Popong Anchores’ mile-munching titanium Loue custom road bike

Regular readers know that I have a soft spot for titanium bicycles.

Popong Anchores and his custom Loue bike are front and center in this photo.
Photo credit: JC Peralta
Photo credit: JC Peralta

Manila Coffee Cycling Club‘s resident endurance cyclist Julito “Popong” Anchores showed up at one of our rides recently aboard this brushed titanium beauty, with Singaporean firm Loue Bicycles‘ logo on its head tube and downtube. A regular on the Philippine randonneuring scene, he is no stranger to long, long hours on the saddle.

Popong’s front wheel is laced to a Shutter Precision (SP) PD-8 front dynamo hub.
Photo credit: JC Peralta.
The Sinewave Cycles Beacon front light is slung underneath the Garmin head unit mount.
You can also see a USB type A cable port dangling off the head tube.
Photo credit: JC Peralta.

A titanium bicycle is uncommon by itself, but Popong’s steed sets itself apart with a full dynamo-powered lighting setup.
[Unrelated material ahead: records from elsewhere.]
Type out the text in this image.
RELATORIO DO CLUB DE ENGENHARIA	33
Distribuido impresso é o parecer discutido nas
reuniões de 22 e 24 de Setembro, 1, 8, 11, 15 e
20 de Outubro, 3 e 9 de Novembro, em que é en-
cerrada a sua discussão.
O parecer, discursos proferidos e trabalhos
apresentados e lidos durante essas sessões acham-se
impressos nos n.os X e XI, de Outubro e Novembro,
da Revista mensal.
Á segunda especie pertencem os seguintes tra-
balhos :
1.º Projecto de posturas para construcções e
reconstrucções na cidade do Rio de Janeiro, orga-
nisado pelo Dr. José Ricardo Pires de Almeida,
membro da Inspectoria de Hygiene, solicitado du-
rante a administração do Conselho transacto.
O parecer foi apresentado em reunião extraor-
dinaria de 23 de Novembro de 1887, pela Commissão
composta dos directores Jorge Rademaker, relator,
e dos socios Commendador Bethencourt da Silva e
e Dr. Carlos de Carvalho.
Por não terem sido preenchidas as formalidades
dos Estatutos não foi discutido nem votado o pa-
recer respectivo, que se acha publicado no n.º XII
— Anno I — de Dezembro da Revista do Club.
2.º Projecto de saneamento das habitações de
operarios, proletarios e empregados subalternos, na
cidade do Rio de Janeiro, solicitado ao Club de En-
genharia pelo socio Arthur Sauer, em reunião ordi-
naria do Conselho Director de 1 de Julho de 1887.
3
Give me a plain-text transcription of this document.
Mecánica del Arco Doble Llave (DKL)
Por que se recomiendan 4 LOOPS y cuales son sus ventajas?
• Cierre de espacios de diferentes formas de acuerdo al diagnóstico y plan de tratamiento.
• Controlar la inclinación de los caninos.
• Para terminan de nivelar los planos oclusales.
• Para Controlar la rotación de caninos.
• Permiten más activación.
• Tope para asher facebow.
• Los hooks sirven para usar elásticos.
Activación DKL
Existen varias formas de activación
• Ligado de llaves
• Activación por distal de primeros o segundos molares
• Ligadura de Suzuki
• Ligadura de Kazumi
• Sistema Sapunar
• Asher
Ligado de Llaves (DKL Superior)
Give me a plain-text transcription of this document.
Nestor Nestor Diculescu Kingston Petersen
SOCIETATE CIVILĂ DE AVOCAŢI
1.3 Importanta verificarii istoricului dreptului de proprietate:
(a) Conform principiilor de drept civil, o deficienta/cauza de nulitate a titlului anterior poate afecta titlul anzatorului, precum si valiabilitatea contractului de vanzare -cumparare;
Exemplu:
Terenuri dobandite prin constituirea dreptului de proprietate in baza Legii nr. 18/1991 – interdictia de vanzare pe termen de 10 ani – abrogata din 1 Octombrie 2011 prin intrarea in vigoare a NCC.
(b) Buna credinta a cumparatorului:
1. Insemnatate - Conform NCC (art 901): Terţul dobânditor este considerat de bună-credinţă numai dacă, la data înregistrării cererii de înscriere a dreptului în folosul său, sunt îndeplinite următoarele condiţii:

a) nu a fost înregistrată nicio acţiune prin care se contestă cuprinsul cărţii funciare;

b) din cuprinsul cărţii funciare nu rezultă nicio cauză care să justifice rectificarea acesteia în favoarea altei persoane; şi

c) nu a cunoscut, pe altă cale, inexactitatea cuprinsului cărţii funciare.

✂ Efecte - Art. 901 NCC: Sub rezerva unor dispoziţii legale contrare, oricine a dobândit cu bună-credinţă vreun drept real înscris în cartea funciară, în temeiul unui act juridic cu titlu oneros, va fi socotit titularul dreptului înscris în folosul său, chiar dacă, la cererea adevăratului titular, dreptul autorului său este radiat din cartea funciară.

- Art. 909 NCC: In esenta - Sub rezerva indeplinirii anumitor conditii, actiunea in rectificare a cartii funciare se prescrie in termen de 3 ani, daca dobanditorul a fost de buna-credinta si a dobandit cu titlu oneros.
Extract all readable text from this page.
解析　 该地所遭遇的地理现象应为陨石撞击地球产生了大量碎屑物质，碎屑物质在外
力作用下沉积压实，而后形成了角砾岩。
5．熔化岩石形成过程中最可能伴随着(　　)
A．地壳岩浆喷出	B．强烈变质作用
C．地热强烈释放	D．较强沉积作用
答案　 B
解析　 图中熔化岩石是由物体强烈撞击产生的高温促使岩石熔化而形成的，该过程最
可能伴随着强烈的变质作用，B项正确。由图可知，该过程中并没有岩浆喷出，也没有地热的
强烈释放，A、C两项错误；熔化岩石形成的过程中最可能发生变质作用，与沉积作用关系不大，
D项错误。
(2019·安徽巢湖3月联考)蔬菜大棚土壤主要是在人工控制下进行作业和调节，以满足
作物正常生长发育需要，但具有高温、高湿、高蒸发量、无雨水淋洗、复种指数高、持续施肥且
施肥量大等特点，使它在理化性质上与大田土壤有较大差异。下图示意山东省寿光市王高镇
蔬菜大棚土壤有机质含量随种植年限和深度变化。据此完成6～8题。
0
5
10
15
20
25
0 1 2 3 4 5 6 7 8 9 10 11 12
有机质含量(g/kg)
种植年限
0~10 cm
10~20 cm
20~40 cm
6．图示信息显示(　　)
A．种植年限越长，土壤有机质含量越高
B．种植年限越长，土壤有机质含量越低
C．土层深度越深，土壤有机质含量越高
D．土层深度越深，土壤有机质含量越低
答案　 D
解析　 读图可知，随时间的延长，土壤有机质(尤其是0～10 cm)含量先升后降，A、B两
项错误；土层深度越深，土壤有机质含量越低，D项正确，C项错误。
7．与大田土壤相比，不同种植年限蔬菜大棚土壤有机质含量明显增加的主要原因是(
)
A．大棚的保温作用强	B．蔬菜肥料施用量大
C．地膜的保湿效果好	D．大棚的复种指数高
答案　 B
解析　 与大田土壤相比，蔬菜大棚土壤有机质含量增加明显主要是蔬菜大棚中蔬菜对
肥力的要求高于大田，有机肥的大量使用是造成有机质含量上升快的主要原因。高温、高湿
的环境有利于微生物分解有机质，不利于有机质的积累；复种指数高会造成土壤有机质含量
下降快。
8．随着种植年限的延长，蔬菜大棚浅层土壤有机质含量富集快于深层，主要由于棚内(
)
The Taiwanese Shutter Precision (SP) PD-8 dynamo front hub generates electricity while riding and sends it to a Sinewave Cycles Beacon front light. Popong says this light can alternate between 400 and 700 lumens, which is a very usable amount. The Beacon also has an integrated USB charging circuit – ideal for charging power banks while riding.

Photo credit: JC Peralta

Leather saddles are prized by many randonneurs due to the hammock-like construction acting as natural suspension. In a country of Brooks saddles, Popong’s perch is a Selle Anatomica unit from the US. While it may look unconventional, he took this bike on its maiden voyage the day before our ride – a 193-kilometer jaunt from Bulacan to La Union.

Photo credit: JC Peralta

A Campagnolo Super Record 11-speed transmission transfers power to the ground via Alto carbon wheels shod in Continental Gatorskin tires. The cranks wear Rotor Q-rings with slight ovalization – almost imperceptible until you see Popong pedal along.

Photo credit: JC Peralta

Braking duties come courtesy of Ashima 160 mm rotors and TRP HyRd cable-actuated hydraulic brake calipers. As the HyRd design restricts the hydraulics to the caliper bodies only, these are a great middle-ground option for long-distance riders that prize the field serviceability of a brake cable. They’re also the best solution I can think of for travel bikes, such as Ritchey’s Break-Away, or any bike built with S&S frame couplers.

Photo credit: JC Peralta

One final quirk of Popong’s bike is this long strip of Velcro stuck on the top tube. He explained that this was for mounting a top tube “bento box” bag. He was not a fan of such bags swaying about while he was riding, so the Velcro on the top tube helps quell the excess motion – a really neat idea. Such an arrangement is ideal for really long tours, as it provides easy access to food or other items you need close at hand.

As it stands, this steed is Popong’s weapon of choice for the 2019 Paris-Brest-Paris 1200 km mega-randonnee, to be run in August.

Photo credit: JC Peralta
Popong Anchores astride his custom Loue.